Re: UTF-8 Error Handling (was: Re: Unicode 4.0 BETA available for review)

From: Mark Davis (mark.davis@jtcsv.com)
Date: Sun Mar 02 2003 - 10:21:21 EST

Next message: Roozbeh Pournader: "Re: Impossible combinations?"

Previous message: Michael Everson: "Re: Please see my latest proposal"
In reply to: Kent Karlsson: "RE: UTF-8 Error Handling (was: Re: Unicode 4.0 BETA available for review)"
Next in thread: Michael \(michka\) Kaplan: "Re: UTF-8 Error Handling (was: Re: Unicode 4.0 BETA available for review)"
Reply: Michael \(michka\) Kaplan: "Re: UTF-8 Error Handling (was: Re: Unicode 4.0 BETA available for review)"
Reply: Asmus Freytag: "Re: UTF-8 Error Handling (was: Re: Unicode 4.0 BETA available for review)"
Messages sorted by: [ date ] [ thread ] [ subject ] [ author ] [ attachment ]
Mail actions: [ respond to this message ] [ mail a new topic ]

I agree with Kent that it is somewhat less robust to simply remove
ill-formed sequences, since it removes any indication that the data was
corrupted.

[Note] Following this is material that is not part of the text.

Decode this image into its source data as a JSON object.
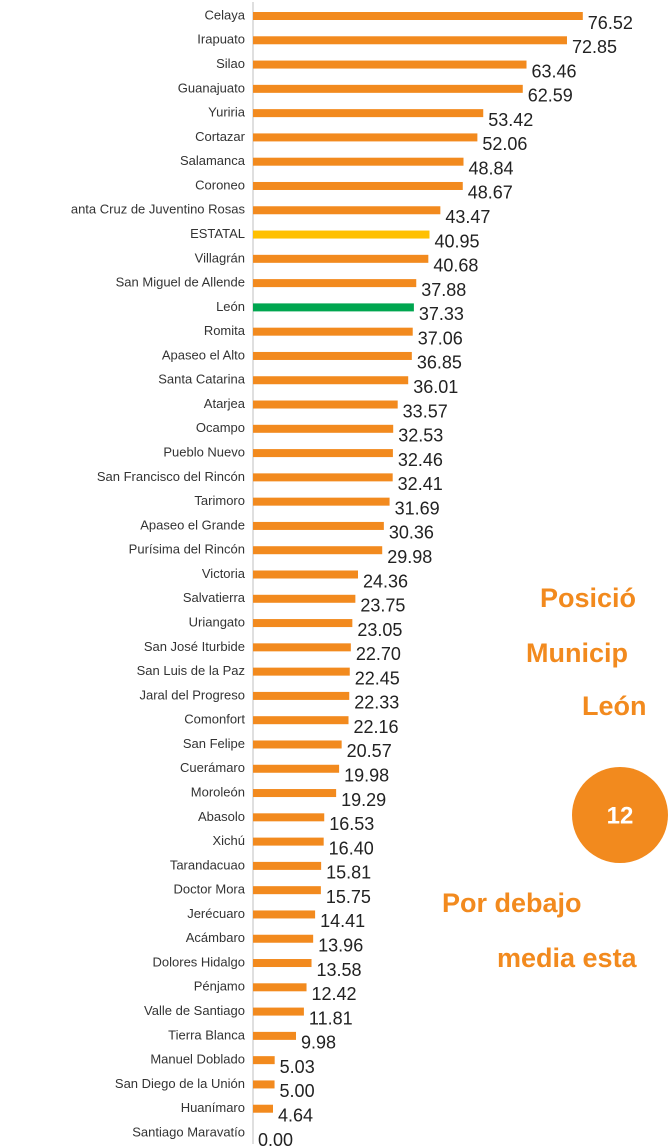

Either better to signal an error, or insert some other indication
like a REPLACEMENT CHARACTER or SUB at that point. (And in my reading, C12a
does allow that; you are not interpreting the sequence as a character, you
are replacing a host of possible errant sequences by an error indicator.)
But the final decision should be made by the user of the API, since the
desired behavior may vary depending on the environment.

Mark
________
mark.davis@jtcsv.com
IBM, MS 50-2/B11, 5600 Cottle Rd, SJ CA 95193
(408) 256-3148
fax: (408) 256-0799

----- Original Message -----
From: "Kent Karlsson" <kentk@md.chalmers.se>
To: "'Michael (michka) Kaplan'" <michka@trigeminal.com>
Cc: "'Yung-Fong Tang'" <ftang@netscape.com>; <unicode@unicode.org>
Sent: Sunday, March 02, 2003 02:00
Subject: RE: UTF-8 Error Handling (was: Re: Unicode 4.0 BETA available for
review)

>
>
> Michael (michka) Kaplan:
> ...
> > then the conversion will simply strip the errant characters. Note that
> > either solution meets the needs of refusal to interpret the errant
> > sequences.
>
> Simply stripping the errant byte sequences means that they are
> each interpreted as the empty string of characters. To me, that
> contradicts:
>
> "C12a When a process interprets a code unit sequence which
> purports to be in a Unicode character encoding form, it
> shall treat ill-formed code unit sequences as an error
> condition, and shall not interpret such sequences as
> characters."
>
> On the other hand I think C12a is too harsh. It essentially
> requires either an error stop, or at least division of the
> input into a sequence of runs of text with possible error
> byte (for UTF-8) sequences at the borders between the runs.
> I think it would be ok to replace errant byte sequence with
> characters that indicate that there may have been an error
> (which excludes the empty string). SUBSTITUTE ("SUB is used
> in the place of a character [sic] that has been found to be
> invalid or in error, SUB is intended to be introduced by
> automatic means") seem to fit that.
>
> (Ken's "Titan" discussion earlier is at a much lower "protocol
> level"; byte string, or even bit string level).
>
> /kent k
>
>
>

Next message: Roozbeh Pournader: "Re: Impossible combinations?"
Previous message: Michael Everson: "Re: Please see my latest proposal"
In reply to: Kent Karlsson: "RE: UTF-8 Error Handling (was: Re: Unicode 4.0 BETA available for review)"
Next in thread: Michael \(michka\) Kaplan: "Re: UTF-8 Error Handling (was: Re: Unicode 4.0 BETA available for review)"
Reply: Michael \(michka\) Kaplan: "Re: UTF-8 Error Handling (was: Re: Unicode 4.0 BETA available for review)"
Reply: Asmus Freytag: "Re: UTF-8 Error Handling (was: Re: Unicode 4.0 BETA available for review)"
Messages sorted by: [ date ] [ thread ] [ subject ] [ author ] [ attachment ]
Mail actions: [ respond to this message ] [ mail a new topic ]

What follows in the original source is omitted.